External reviews are not included in the AWS star rating for the product.


    youness a.

xDM as an enabler for the data governance journey.

  • February 15, 2021
  • Review verified by G2

What do you like best?
the easy use of Semarchy and the full content: data cataloguing, MDM, data quality aspect. One tool fit for use and fit for purpose. MDM solutions, on the other hand, should be focused on a business problem. Gathering a more complete view of one's customers is a typical example. We know our support centre could help users better if it had a more accurate and more complete picture of the customer. For this problem, master data management may provide a solution. Maybe there's a database, some dashboards, and some data integration involved.

The business team doesn't directly care about the database or the dashboard technology or the ETL tool. But they definitely care about the accurate definition of a customer and how to roll up or drill down into hierarchies.
What do you dislike?
No ETL in this tool, the then additional cost to forecast. IT uses ETL to move data from one place or one format to another. MDM solutions solve business problems resulting from inaccurate or incomplete data. The business uses MDM to gain a single view of customers or products. Yes, they are both tools and technologies that deal with data.

But they don't address identical problems, and they don't approach problems from the same direction.
What problems are you solving with the product?
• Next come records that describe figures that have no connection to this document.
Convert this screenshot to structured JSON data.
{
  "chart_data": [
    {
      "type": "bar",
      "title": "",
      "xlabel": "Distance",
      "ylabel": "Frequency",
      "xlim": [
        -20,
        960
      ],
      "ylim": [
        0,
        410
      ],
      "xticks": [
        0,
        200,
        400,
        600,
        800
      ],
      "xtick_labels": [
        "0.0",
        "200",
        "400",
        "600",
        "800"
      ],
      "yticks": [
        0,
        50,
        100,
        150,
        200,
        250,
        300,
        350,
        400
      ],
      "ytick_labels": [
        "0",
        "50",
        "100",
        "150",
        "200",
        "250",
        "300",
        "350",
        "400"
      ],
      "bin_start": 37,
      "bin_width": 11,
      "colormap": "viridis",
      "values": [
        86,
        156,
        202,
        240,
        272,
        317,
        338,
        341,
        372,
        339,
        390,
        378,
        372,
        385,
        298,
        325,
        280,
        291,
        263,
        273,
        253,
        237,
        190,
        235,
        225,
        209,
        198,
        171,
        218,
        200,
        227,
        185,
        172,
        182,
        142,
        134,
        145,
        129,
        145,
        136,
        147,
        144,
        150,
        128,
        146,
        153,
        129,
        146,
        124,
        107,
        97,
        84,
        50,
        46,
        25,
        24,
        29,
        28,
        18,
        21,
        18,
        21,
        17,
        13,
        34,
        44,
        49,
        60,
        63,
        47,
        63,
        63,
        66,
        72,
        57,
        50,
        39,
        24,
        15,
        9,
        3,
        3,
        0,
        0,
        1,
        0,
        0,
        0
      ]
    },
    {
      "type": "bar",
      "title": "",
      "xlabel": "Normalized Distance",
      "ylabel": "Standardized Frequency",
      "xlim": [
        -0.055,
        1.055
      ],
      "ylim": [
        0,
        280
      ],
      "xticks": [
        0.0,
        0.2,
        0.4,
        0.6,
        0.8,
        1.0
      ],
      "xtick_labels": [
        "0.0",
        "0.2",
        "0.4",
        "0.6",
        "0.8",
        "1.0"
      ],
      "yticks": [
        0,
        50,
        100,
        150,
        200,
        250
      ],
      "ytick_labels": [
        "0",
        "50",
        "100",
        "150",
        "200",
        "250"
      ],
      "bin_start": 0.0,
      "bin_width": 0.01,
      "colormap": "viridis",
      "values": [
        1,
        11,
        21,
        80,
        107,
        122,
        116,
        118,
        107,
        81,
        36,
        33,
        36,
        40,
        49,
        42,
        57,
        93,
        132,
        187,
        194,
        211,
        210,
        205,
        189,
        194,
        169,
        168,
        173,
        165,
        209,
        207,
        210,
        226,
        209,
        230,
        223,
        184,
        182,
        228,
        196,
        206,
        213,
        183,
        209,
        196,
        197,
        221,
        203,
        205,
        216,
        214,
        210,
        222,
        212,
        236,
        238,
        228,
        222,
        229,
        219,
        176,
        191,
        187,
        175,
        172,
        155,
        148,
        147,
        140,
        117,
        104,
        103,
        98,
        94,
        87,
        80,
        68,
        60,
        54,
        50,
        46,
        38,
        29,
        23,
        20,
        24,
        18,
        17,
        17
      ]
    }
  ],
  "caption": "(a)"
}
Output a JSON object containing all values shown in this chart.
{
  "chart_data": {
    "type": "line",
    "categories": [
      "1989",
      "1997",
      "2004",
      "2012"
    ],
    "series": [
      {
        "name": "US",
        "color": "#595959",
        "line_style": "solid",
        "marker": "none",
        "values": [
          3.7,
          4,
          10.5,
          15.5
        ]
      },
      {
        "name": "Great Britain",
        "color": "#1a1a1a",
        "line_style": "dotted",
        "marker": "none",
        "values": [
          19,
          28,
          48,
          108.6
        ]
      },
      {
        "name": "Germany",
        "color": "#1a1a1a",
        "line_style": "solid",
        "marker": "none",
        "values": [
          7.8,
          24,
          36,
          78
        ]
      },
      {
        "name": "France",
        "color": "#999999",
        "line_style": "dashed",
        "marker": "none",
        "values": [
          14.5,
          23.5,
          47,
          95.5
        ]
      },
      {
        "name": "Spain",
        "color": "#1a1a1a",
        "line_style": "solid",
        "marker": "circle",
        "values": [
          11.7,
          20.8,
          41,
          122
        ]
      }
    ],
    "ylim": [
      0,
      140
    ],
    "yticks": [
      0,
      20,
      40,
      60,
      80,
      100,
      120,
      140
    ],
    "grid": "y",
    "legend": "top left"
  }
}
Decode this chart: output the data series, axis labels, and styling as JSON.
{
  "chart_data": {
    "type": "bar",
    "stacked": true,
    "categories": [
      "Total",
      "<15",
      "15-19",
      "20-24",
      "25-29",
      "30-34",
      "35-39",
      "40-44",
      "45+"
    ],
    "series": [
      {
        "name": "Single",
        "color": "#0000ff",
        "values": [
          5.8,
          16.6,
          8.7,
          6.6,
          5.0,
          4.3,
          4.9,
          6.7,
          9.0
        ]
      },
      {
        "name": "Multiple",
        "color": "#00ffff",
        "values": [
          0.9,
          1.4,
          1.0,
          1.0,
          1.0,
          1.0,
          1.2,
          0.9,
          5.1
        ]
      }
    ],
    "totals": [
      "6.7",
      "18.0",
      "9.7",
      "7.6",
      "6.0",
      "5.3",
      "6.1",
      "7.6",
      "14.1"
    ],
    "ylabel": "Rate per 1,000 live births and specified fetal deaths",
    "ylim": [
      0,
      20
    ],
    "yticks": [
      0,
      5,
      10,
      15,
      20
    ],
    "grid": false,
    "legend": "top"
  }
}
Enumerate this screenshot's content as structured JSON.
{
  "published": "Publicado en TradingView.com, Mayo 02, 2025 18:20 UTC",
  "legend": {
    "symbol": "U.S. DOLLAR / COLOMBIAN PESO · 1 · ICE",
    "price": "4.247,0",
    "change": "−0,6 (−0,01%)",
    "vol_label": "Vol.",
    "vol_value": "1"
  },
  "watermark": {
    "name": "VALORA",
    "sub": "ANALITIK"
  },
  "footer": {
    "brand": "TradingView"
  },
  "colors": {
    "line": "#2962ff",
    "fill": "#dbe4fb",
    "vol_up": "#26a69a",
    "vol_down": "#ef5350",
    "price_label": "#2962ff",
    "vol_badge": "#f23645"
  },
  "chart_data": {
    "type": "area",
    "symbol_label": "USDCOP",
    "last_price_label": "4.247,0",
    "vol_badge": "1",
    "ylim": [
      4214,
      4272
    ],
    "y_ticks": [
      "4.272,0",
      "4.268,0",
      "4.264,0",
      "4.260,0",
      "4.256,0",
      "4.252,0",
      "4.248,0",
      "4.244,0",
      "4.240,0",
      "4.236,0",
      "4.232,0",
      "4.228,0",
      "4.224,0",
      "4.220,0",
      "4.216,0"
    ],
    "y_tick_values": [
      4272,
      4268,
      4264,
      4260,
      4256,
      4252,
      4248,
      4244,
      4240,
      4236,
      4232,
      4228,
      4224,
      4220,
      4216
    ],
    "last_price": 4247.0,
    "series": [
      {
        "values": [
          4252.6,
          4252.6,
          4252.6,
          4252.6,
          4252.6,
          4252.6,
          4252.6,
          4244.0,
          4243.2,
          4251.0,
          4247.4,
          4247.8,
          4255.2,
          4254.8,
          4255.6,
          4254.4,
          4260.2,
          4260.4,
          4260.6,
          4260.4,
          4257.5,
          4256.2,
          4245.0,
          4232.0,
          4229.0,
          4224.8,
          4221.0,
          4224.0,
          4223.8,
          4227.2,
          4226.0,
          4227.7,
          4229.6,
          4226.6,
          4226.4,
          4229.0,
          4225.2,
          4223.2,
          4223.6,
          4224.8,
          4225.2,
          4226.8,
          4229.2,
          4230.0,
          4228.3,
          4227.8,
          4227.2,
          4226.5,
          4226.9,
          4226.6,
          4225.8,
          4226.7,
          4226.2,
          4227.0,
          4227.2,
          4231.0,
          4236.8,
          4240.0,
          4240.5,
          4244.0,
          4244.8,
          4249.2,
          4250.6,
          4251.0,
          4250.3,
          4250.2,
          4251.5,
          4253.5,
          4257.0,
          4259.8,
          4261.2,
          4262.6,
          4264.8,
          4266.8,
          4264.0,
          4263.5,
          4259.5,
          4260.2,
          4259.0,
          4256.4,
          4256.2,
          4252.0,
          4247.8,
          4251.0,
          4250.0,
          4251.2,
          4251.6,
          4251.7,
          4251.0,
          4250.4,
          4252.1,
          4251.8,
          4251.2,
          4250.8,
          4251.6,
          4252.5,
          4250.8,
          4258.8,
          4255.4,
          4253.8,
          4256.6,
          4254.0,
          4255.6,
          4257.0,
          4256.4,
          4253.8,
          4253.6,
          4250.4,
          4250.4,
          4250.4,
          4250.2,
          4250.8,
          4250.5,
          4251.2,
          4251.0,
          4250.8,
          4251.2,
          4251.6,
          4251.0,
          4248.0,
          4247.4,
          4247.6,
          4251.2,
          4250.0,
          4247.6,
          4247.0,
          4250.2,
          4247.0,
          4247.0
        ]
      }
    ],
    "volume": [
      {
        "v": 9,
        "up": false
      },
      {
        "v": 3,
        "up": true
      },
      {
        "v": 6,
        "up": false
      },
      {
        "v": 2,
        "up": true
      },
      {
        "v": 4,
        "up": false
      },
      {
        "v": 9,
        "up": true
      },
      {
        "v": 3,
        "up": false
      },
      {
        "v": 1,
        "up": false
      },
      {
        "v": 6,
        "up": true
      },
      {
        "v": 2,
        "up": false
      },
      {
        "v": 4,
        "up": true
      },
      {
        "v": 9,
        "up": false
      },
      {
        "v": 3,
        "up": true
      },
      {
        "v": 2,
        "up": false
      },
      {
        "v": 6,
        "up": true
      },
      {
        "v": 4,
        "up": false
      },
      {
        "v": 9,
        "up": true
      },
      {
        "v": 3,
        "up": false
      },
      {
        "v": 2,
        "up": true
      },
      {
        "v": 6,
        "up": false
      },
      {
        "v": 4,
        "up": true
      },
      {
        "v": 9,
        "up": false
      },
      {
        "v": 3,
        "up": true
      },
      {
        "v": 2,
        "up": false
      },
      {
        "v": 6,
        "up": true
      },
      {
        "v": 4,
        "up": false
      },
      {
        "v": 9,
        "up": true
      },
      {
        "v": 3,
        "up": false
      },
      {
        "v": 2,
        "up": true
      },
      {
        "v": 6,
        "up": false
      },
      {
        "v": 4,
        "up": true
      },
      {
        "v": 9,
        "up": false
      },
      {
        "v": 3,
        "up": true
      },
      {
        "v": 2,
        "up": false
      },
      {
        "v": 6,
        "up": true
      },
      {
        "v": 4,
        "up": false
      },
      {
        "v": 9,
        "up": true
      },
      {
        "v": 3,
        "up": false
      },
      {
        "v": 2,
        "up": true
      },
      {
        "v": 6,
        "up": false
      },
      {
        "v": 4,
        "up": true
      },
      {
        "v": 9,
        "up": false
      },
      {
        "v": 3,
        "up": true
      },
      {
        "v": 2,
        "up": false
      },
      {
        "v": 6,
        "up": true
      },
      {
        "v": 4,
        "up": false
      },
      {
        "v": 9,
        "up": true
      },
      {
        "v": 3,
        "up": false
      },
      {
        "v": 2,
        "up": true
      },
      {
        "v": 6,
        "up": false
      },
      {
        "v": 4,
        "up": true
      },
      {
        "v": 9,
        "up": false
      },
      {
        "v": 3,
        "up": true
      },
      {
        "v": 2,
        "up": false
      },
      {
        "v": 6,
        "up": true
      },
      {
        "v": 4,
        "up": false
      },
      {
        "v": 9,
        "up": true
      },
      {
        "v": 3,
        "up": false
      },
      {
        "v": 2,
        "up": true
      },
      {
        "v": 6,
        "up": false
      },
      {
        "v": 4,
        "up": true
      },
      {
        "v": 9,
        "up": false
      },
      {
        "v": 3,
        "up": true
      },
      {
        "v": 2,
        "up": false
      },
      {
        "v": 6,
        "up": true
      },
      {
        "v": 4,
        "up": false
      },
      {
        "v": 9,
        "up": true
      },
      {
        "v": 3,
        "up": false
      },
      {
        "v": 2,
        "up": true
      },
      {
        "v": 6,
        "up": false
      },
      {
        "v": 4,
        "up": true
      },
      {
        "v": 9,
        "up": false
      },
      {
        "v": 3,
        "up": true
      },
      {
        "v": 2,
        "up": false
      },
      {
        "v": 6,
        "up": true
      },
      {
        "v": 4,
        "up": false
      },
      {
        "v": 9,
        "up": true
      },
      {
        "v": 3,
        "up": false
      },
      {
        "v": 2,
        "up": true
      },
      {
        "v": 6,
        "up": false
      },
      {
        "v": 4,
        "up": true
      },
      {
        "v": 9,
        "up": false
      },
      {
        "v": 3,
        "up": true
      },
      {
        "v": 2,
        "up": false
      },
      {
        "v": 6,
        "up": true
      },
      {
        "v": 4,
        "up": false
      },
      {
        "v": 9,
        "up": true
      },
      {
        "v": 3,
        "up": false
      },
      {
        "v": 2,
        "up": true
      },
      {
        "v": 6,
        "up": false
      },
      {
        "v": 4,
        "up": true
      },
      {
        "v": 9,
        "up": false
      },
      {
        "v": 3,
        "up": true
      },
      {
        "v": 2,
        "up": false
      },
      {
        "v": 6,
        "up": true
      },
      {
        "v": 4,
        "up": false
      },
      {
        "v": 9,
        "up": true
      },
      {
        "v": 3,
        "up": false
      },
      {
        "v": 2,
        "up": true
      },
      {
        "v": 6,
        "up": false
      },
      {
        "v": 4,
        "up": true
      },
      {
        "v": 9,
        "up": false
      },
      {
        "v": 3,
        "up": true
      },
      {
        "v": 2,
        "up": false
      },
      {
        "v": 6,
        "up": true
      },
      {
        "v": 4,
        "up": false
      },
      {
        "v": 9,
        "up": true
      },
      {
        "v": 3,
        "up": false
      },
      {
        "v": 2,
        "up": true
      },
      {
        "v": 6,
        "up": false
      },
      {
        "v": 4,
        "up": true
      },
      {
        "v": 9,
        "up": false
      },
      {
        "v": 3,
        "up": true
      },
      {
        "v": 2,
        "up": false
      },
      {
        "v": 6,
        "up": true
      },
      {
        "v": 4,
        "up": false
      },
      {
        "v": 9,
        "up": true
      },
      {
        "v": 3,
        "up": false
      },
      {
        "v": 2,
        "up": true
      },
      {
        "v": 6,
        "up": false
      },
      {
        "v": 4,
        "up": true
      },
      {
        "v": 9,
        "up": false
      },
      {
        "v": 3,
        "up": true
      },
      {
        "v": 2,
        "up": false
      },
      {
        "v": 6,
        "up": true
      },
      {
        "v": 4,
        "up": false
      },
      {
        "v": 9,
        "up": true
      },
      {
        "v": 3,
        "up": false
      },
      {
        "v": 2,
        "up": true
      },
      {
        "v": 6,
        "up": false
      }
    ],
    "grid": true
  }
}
What benefits have you realized?
Having a golden copy of the master and referential data in one place. Simplifying the architecture. avoid cost when migrating to new tools. covers the initial integration and centralization of master data, class-leading processes including Master Data Cleanse, and Quality & Governance. It covers all three of the business domains of master data – Customer-Centric, Enterprise Centric and Supply Centric, including specializations in the following areas:
User Data – User accounts, workflow routes, approval matrixes F&A – GL accounts, cost and profit centres, bank master, cost elements,
fixed assets, order group Production Planning – Resource, resource hierarchy, master recipe, the production version.
Recommendations to others considering the product:
Begin with a POV in order to show the management team the features and to construct the business case.